Signs of progressive organ involvement include:
Renal dysfunction. Progressive decrease in renal function is due to the progressive accumulation of GL-3/Gb3 in the kidneys, particularly in the endothelial cells, smooth muscle cells and podocytes. There is histological evidence of this accumulation and ensuing cellular and vascular injury to renal tissue beginning in childhood and adolescence in type 1 classic males and females. In type 1 classic males, the decline in typically begins with podocyte involvement and microalbuminuria leading to frank proteinuria, increasing loss of function (decreasing glomerular filtration rate or GFR), all leading to kidney failure and the need for dialysis or transplantation typically by 35 to 45 years of age. In type 2 males, kidney involvement typically occurs in the fourth decade or later, but some patients do not develop renal failure (Meehan 2004). Kidney involvement in type 1 female heterozygotes is more variable. Only about 10-15% of type 1 females develop kidney failure. It is not clear what percentage of type 2 females develop renal failure, if any.

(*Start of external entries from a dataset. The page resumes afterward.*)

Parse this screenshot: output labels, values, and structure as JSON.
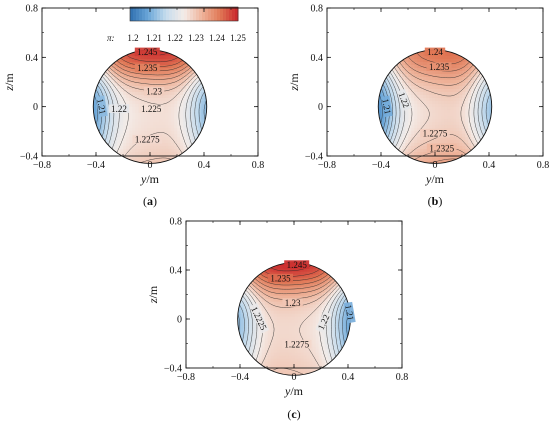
{
  "chart_data": {
    "type": "contour",
    "colorbar": {
      "label": "π:",
      "ticks": [
        "1.2",
        "1.21",
        "1.22",
        "1.23",
        "1.24",
        "1.25"
      ],
      "range": [
        1.2,
        1.25
      ],
      "colors": [
        "#2f6fb0",
        "#6aa6d8",
        "#c6dced",
        "#f4ece8",
        "#eeb39a",
        "#e07856",
        "#c9242a"
      ]
    },
    "panels": [
      {
        "caption_letter": "a",
        "xlabel_var": "y",
        "xlabel_unit": "/m",
        "ylabel_var": "z",
        "ylabel_unit": "/m",
        "xlim": [
          -0.8,
          0.8
        ],
        "ylim": [
          -0.4,
          0.8
        ],
        "xticks": [
          "−0.8",
          "−0.4",
          "0",
          "0.4",
          "0.8"
        ],
        "yticks": [
          "−0.4",
          "0",
          "0.4",
          "0.8"
        ],
        "circle_radius": 0.46,
        "field": {
          "center": 1.2265,
          "top_peak": 1.248,
          "top_sharp": 3.5,
          "side_drop": 0.018,
          "side_sharp": 3.0,
          "side_asym": 0.002,
          "bottom_rise": 0.004
        },
        "contour_labels": [
          {
            "text": "1.245",
            "y": -0.02,
            "z": 0.43,
            "rot": 0
          },
          {
            "text": "1.235",
            "y": -0.02,
            "z": 0.3,
            "rot": 0
          },
          {
            "text": "1.23",
            "y": 0.03,
            "z": 0.11,
            "rot": 0
          },
          {
            "text": "1.225",
            "y": 0.01,
            "z": -0.03,
            "rot": 0
          },
          {
            "text": "1.22",
            "y": -0.23,
            "z": -0.03,
            "rot": 0
          },
          {
            "text": "1.21",
            "y": -0.37,
            "z": 0.0,
            "rot": 80
          },
          {
            "text": "1.2275",
            "y": -0.02,
            "z": -0.28,
            "rot": 0
          }
        ]
      },
      {
        "caption_letter": "b",
        "xlabel_var": "y",
        "xlabel_unit": "/m",
        "ylabel_var": "z",
        "ylabel_unit": "/m",
        "xlim": [
          -0.8,
          0.8
        ],
        "ylim": [
          -0.4,
          0.8
        ],
        "xticks": [
          "−0.8",
          "−0.4",
          "0",
          "0.4",
          "0.8"
        ],
        "yticks": [
          "−0.4",
          "0",
          "0.4",
          "0.8"
        ],
        "circle_radius": 0.46,
        "field": {
          "center": 1.2275,
          "top_peak": 1.242,
          "top_sharp": 3.0,
          "side_drop": 0.02,
          "side_sharp": 3.0,
          "side_asym": 0.004,
          "bottom_rise": 0.008
        },
        "contour_labels": [
          {
            "text": "1.24",
            "y": 0.0,
            "z": 0.43,
            "rot": 0
          },
          {
            "text": "1.235",
            "y": 0.03,
            "z": 0.31,
            "rot": 0
          },
          {
            "text": "1.22",
            "y": -0.24,
            "z": 0.05,
            "rot": 70
          },
          {
            "text": "1.21",
            "y": -0.37,
            "z": 0.0,
            "rot": 80
          },
          {
            "text": "1.2275",
            "y": 0.0,
            "z": -0.23,
            "rot": 0
          },
          {
            "text": "1.2325",
            "y": 0.05,
            "z": -0.35,
            "rot": 0
          }
        ]
      },
      {
        "caption_letter": "c",
        "xlabel_var": "y",
        "xlabel_unit": "/m",
        "ylabel_var": "z",
        "ylabel_unit": "/m",
        "xlim": [
          -0.8,
          0.8
        ],
        "ylim": [
          -0.4,
          0.8
        ],
        "xticks": [
          "−0.8",
          "−0.4",
          "0",
          "0.4",
          "0.8"
        ],
        "yticks": [
          "−0.4",
          "0",
          "0.4",
          "0.8"
        ],
        "circle_radius": 0.46,
        "field": {
          "center": 1.2275,
          "top_peak": 1.249,
          "top_sharp": 3.5,
          "side_drop": 0.019,
          "side_sharp": 3.0,
          "side_asym": -0.002,
          "bottom_rise": 0.003
        },
        "contour_labels": [
          {
            "text": "1.245",
            "y": 0.02,
            "z": 0.43,
            "rot": 0
          },
          {
            "text": "1.235",
            "y": -0.1,
            "z": 0.32,
            "rot": 0
          },
          {
            "text": "1.23",
            "y": -0.01,
            "z": 0.12,
            "rot": 0
          },
          {
            "text": "1.2225",
            "y": -0.27,
            "z": 0.0,
            "rot": 65
          },
          {
            "text": "1.22",
            "y": 0.23,
            "z": -0.03,
            "rot": -65
          },
          {
            "text": "1.21",
            "y": 0.4,
            "z": 0.05,
            "rot": 80
          },
          {
            "text": "1.2275",
            "y": 0.02,
            "z": -0.22,
            "rot": 0
          }
        ]
      }
    ]
  }
}
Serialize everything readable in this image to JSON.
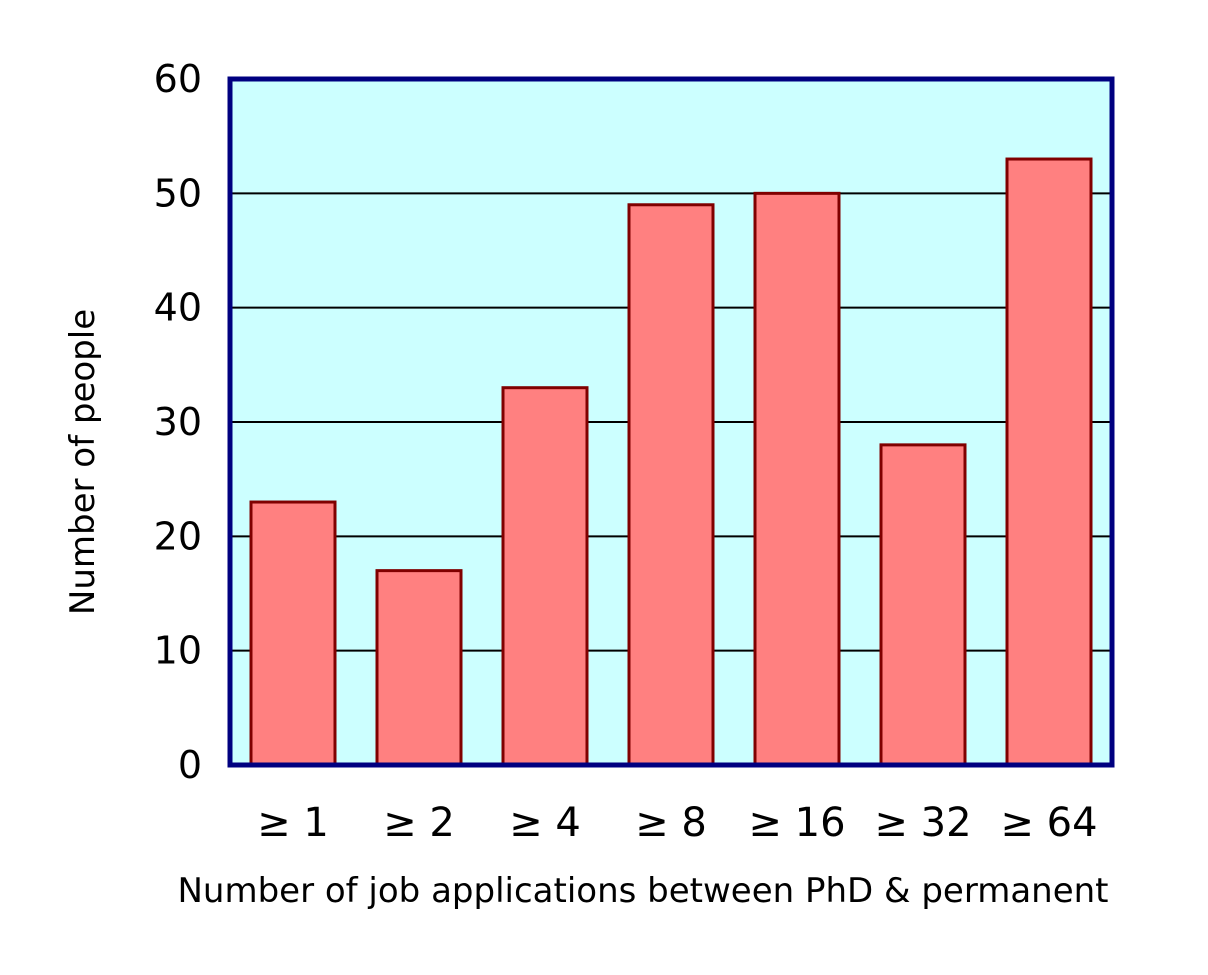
{
  "chart_data": {
    "type": "bar",
    "categories": [
      "≥ 1",
      "≥ 2",
      "≥ 4",
      "≥ 8",
      "≥ 16",
      "≥ 32",
      "≥ 64"
    ],
    "values": [
      23,
      17,
      33,
      49,
      50,
      28,
      53
    ],
    "xlabel": "Number of job applications between PhD & permanent",
    "ylabel": "Number of people",
    "ylim": [
      0,
      60
    ],
    "yticks": [
      "0",
      "10",
      "20",
      "30",
      "40",
      "50",
      "60"
    ],
    "grid": true,
    "legend": "none",
    "colors": {
      "plot_background": "#ccffff",
      "plot_border": "#000080",
      "bar_fill": "#ff8080",
      "bar_stroke": "#800000",
      "gridline": "#000000"
    }
  }
}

Cardiac disease. GL-3/Gb3 deposition can be found in all cardiac tissues, including valves, cardiomyocytes, nerves, and coronary arteries. Heart disease includes heart enlargement, typically left ventricular hypertrophy (LVH) leading to hypertrophic cardiomyopathy (HCM), rhythm abnormalities (arrhythmias), and heart failure. LVH occurs in about 20% of males and females with an average age of diagnosis in the early 20s to 40s among type 1 males and late 30s to 40s among type 1 female heterozygotes. Early heart involvement in type 1 males typically includes arrhythmias and mitral insufficiency in their 20s followed by LVH leading to HCM. Type 2 later-onset males develop similar heart manifestations as type 1 males, but at older ages and may be first diagnosed in cardiac clinics among patients with LVH or HCM. Heterozygous females with the type 1 phenotype often have sinus bradycardia as an early finding and may more severely affected heterozygotes can develop LVH progressing to HCM.
Cerebrovascular complications. As a result of the progressive GL-3/Gb3 deposition in the heart leading to atrial fibrillation and in the small blood vessels in the brain, about 7% of males and 4% of females with Fabry disease, particularly those with the type 1 phenotype, experience ischemic or hemorrhagic strokes, occurring typically in the fourth decade of life or later.
Respiratory abnormalities: Accumulation of glycosphingolipids and consequent fibrosis can cause interstitial lung disease. Pathological changes and tissue remodeling may involve both alveoli and the bronchial tree leading to restrictive lung disease, obstructive airway disease, or a mixture of obstructive and restrictive disease. Respiratory symptoms may occur independent of cardiovascular disease in these patients.
Other pathology: Hearing loss, tinnitus, Dizziness and vertigo potentially due to GL-3/Gb3 deposition in vestibular structures and/or auditory neuropathy are commonly reported in adult patients and while these are not life threatening, contribute to disease burden and negatively affect quality of life. Depression has been reported and a portion of these cases, especially Type I Classic males, were classified as having severe depression.